Step-by-step guide - Kludged restores for renorm issue - restore with 6.4.1
- Run will send fail email with error code 2 (note that error code 2 can also refer to other issues such as incomplete ASDM downloads, so double-check that the ASDMs in the raw directory do not have any ASDMBinary files ending .missing)
- Starting in the spool/xxxx/xxxx/working directory, chmod the directory to make is group-writeable (chmod g+w working), then run almaReimageCube with specified restore and imaging versions (full path needed) and supply the job ID and directory uid (not the MOUS uid) to the --request parameter e.g. almaReimageCube --restore_casa /home/casa/packages/RHEL7/release/casa-6.4.1-12-pipeline-2022.2.0.68 --image_casa /home/casa/packages/RHEL7/release/casa-6.5.4-9-pipeline-2023.1.0.124 --request 475229560 uid___A002_Xc89480_X1a40 (note this only works in pipelines that have the separate imaging recipe, CASA 6+)

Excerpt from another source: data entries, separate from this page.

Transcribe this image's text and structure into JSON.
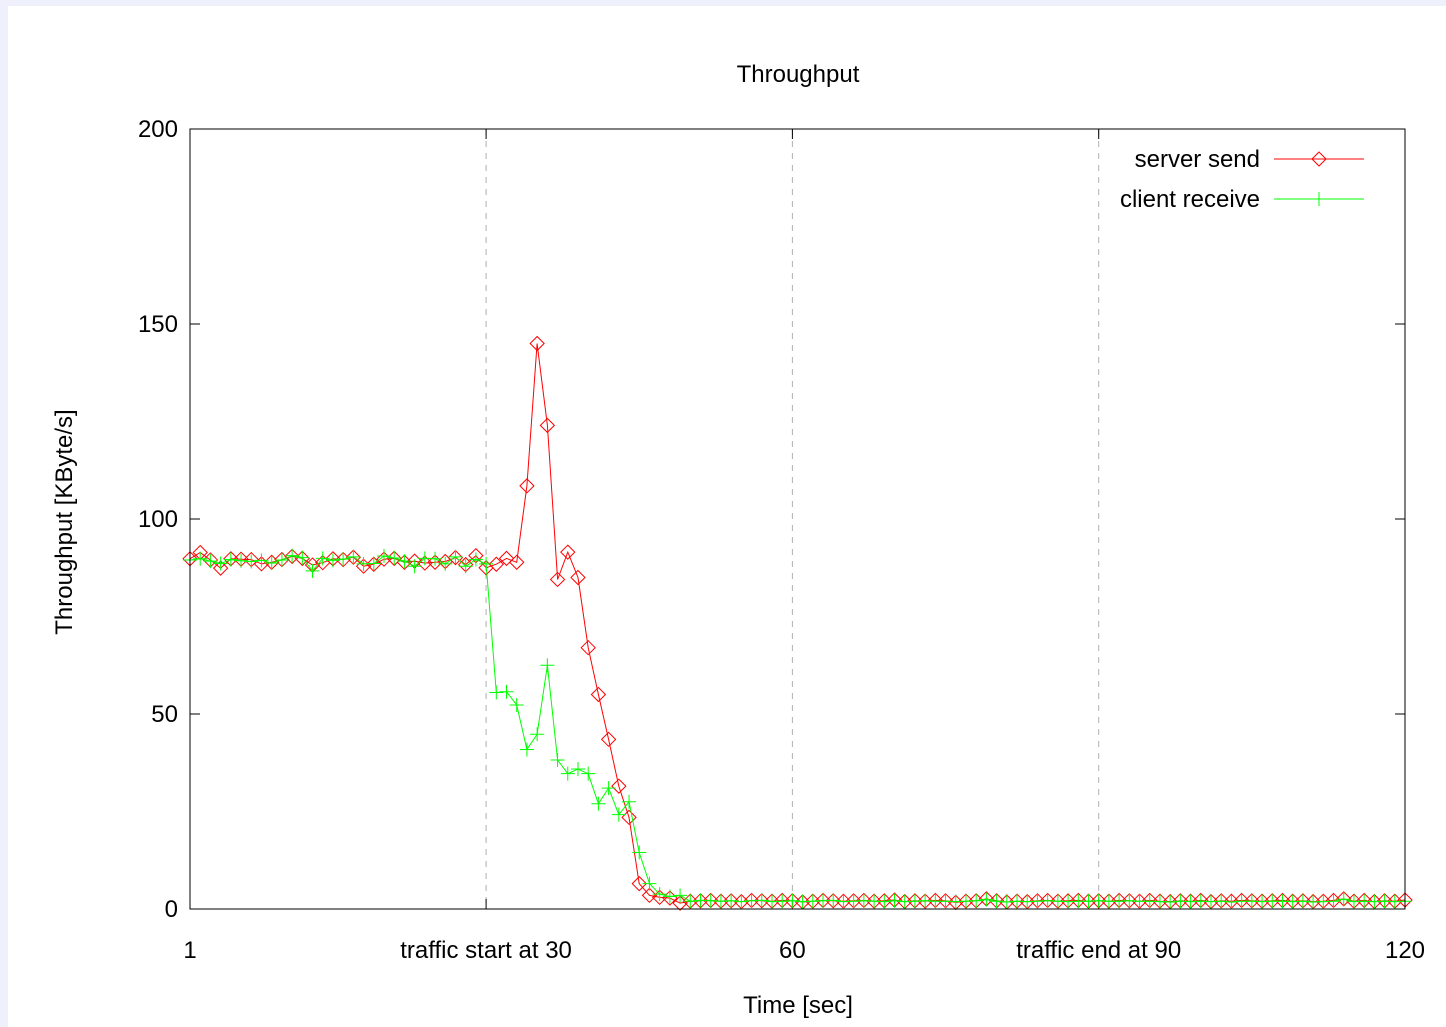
{
  "chart_data": {
    "type": "line",
    "title": "Throughput",
    "xlabel": "Time [sec]",
    "ylabel": "Throughput [KByte/s]",
    "xlim": [
      1,
      120
    ],
    "ylim": [
      0,
      200
    ],
    "x_ticks": [
      {
        "value": 1,
        "label": "1"
      },
      {
        "value": 30,
        "label": "traffic start at 30"
      },
      {
        "value": 60,
        "label": "60"
      },
      {
        "value": 90,
        "label": "traffic end at 90"
      },
      {
        "value": 120,
        "label": "120"
      }
    ],
    "y_ticks": [
      0,
      50,
      100,
      150,
      200
    ],
    "vertical_gridlines_at": [
      30,
      60,
      90
    ],
    "legend_position": "top-right",
    "series": [
      {
        "name": "server send",
        "color": "#ff0000",
        "marker": "diamond",
        "x_start": 1,
        "x_step": 1,
        "values": [
          89.8,
          91.4,
          89.5,
          87.4,
          89.8,
          89.7,
          89.6,
          88.5,
          88.9,
          89.6,
          90.4,
          89.9,
          88.2,
          88.8,
          89.8,
          89.6,
          90.2,
          87.9,
          88.4,
          89.7,
          89.9,
          88.9,
          89.2,
          88.7,
          88.9,
          89.1,
          90.1,
          88.3,
          90.6,
          87.5,
          88.4,
          89.9,
          88.9,
          108.5,
          145.0,
          124.0,
          84.5,
          91.5,
          85.0,
          67.0,
          55.0,
          43.5,
          31.5,
          23.5,
          6.5,
          3.5,
          3.0,
          2.8,
          1.5,
          2.0,
          2.1,
          2.2,
          2.0,
          2.1,
          1.9,
          2.2,
          2.1,
          2.0,
          2.2,
          2.1,
          1.8,
          2.0,
          2.2,
          2.1,
          2.0,
          2.1,
          2.2,
          2.0,
          2.1,
          2.3,
          1.9,
          2.1,
          2.0,
          2.2,
          2.1,
          1.7,
          2.0,
          2.1,
          2.6,
          2.1,
          1.8,
          2.0,
          1.9,
          2.1,
          2.2,
          2.0,
          2.1,
          2.2,
          2.0,
          2.1,
          2.0,
          2.2,
          2.1,
          2.0,
          2.2,
          2.0,
          1.9,
          2.1,
          2.0,
          2.2,
          1.9,
          2.1,
          2.0,
          2.2,
          2.1,
          2.0,
          2.1,
          2.2,
          2.0,
          2.1,
          1.9,
          2.0,
          2.2,
          2.6,
          2.0,
          2.2,
          1.9,
          2.1,
          2.0,
          2.3
        ]
      },
      {
        "name": "client receive",
        "color": "#00ff00",
        "marker": "plus",
        "x_start": 1,
        "x_step": 1,
        "values": [
          89.5,
          89.8,
          89.2,
          88.6,
          89.6,
          89.3,
          89.1,
          89.4,
          88.7,
          89.5,
          90.6,
          90.1,
          86.7,
          89.9,
          89.4,
          89.7,
          90.3,
          88.5,
          88.6,
          90.5,
          90.0,
          89.2,
          87.9,
          89.9,
          89.8,
          88.5,
          90.3,
          87.9,
          89.6,
          88.5,
          55.5,
          55.7,
          52.3,
          40.9,
          44.8,
          62.5,
          38.2,
          34.7,
          35.9,
          34.7,
          27.0,
          31.0,
          24.2,
          27.5,
          14.5,
          6.5,
          3.8,
          3.2,
          3.5,
          2.0,
          2.2,
          2.1,
          2.0,
          2.1,
          1.9,
          2.1,
          2.2,
          1.9,
          2.0,
          2.1,
          1.9,
          2.0,
          2.1,
          2.2,
          1.9,
          2.0,
          2.1,
          2.0,
          1.9,
          2.1,
          1.9,
          2.0,
          2.1,
          2.0,
          2.0,
          1.9,
          2.0,
          2.1,
          2.4,
          2.0,
          1.8,
          2.0,
          1.9,
          2.0,
          2.1,
          2.0,
          1.9,
          2.0,
          2.0,
          2.1,
          2.0,
          2.0,
          2.1,
          2.0,
          2.0,
          1.9,
          1.8,
          2.0,
          1.9,
          2.0,
          1.9,
          2.0,
          1.8,
          2.0,
          2.0,
          1.9,
          2.0,
          2.0,
          1.9,
          2.0,
          1.8,
          1.9,
          2.0,
          2.5,
          1.9,
          2.0,
          1.9,
          2.0,
          1.9,
          2.0
        ]
      }
    ]
  }
}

- The run should terminate as usual and the usual QA should be possible.
Step-by-step guide - Kludged restores for Session mapping bug - restore with 5.4.2-8
- Run will send fail email with error code 2 (note that error code 2 can also refer to other issues such as incomplete ASDM downloads, so double-check that the ASDMs in the raw directory do not have any ASDMBinary files ending .missing)
- Starting in the spool/xxxx/xxxx/working directory, run almaReimageCube with specified restore and imaging versions (full path needed) and supply the job ID and directory uid (not the MOUS uid) to the --request parameter e.g. almaReimageCube --restore_casa /home/casa/packages/RHEL7/release/casa-release-5.4.2-8 --image_casa /home/casa/packages/pipeline/casa-6.1.1-10-pipeline-2020.1.0.36 --request 475229560 uid___A002_Xc89480_X1a40 (note this only works in pipelines that have the separate imaging recipe, CASA 6+)
- The run should terminate as usual and the usual QA should be possible.
Step-by-step guide - fully manual runs
- Run the restore on the dataset using the appropriate version of CASA.
- Copy the <uid>casapipescript.py from the original failed imaging run's spool/<uid>/products directory into the working directory of the restore.
- Edit the imaging casapipescript to replace hifa_restore for the raw ASDM with hifa_importdata(vis=<calibrated msname[s]>, session=[sessionid], dbservice=False) for the restored MS, also add hifa_exportdata(imaging_products_only=True) at the end.
- Remove the products directory from the restore run.
- start casa --pipeline
- execfile('<uid>casapipescript.py')
- Make a <jobid>/<uid> directory in the image-qa area
- copy the rawdata, products and working into the image-qa area
- Do QA and run audiPass in the usual way.
Step-by-step guide - large cubes
- Run the restore on the dataset using the appropriate version of CASA or grab the mses from the working directory of the failed run.
- Typically the first attempt will have failed in findcont, need to rerun - options are: (1) download the cont.dat file from the ALMA archive (in auxproducts), rerun without findcont or (2) insert hif_productsize into the script or PPR, and see it it will rerun with mitigations (this can also be used to generate a casa_pipescript template for option (1)) then copy the cont.dat file from that.
- Typically you will need to interact with the user to find acceptable mitigations (e.g. smaller image size).
- Then proceed as for fully manual runs above.